Lea terkekeh. "Jelas udah daritadi banget."
"Sorry," ujar Melvin sekali lagi.
"Kamu lagi mikirin apa emangnya? Ada masalah lagi kah?"
Kepala Melvin menggeleng. Hari ini ia tidak menghadapi masalah yang berarti. Semua bisa dikatakan aman dan terkendali di bawah perlindungan anggota The K dan juga Kahraman. Terlepas dari rasa was-wasnya, tidak ada penyerangan lain yang terjadi pada Melvin, maupun terror yang didapat oleh Abby dan ibunya.

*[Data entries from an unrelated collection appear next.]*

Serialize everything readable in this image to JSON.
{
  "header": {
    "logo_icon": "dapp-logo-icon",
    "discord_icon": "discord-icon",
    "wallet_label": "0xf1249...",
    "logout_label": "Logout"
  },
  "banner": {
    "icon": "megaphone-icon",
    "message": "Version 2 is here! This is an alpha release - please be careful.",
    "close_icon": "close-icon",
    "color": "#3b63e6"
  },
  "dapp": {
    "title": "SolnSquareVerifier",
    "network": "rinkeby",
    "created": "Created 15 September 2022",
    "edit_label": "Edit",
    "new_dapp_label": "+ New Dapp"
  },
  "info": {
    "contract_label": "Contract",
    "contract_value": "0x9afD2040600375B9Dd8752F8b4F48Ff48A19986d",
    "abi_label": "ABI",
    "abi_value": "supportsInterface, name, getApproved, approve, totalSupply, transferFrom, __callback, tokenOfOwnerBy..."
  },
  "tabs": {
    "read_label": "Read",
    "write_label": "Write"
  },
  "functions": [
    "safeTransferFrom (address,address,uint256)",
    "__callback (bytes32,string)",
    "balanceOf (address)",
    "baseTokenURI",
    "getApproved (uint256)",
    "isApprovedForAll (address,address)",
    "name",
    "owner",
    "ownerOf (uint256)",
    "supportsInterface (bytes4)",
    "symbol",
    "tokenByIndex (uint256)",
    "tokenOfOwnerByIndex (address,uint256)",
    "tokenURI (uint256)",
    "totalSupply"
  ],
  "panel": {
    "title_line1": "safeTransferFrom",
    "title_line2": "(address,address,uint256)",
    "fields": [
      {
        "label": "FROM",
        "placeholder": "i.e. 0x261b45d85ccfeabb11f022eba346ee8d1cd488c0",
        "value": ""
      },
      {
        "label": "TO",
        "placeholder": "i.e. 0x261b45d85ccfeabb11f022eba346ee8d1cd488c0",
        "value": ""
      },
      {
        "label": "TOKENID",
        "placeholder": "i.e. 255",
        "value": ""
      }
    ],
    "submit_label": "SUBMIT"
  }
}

Hanya saja, Melvin sedikit tidak fokus seperti sekarang karena masih memikirkan tentang asumsi Lea pagi ini mengenai Savero. It kinda hit him hard. Dan Melvin tidak bisa berhenti memikirkannya sepanjang hari ini.
Melvin pun beranjak untuk pindah duduk ke bagian sofa yang berada persis di sebelah Lea.
"Kita perlu bicara," ujar Melvin.
Lea mengangguk. "Aku tau. Sebelu kamu kerja tadi pagi kamu udah bilang kalau memang mau ngajak aku bicara perihal pernikahan kita, kan?"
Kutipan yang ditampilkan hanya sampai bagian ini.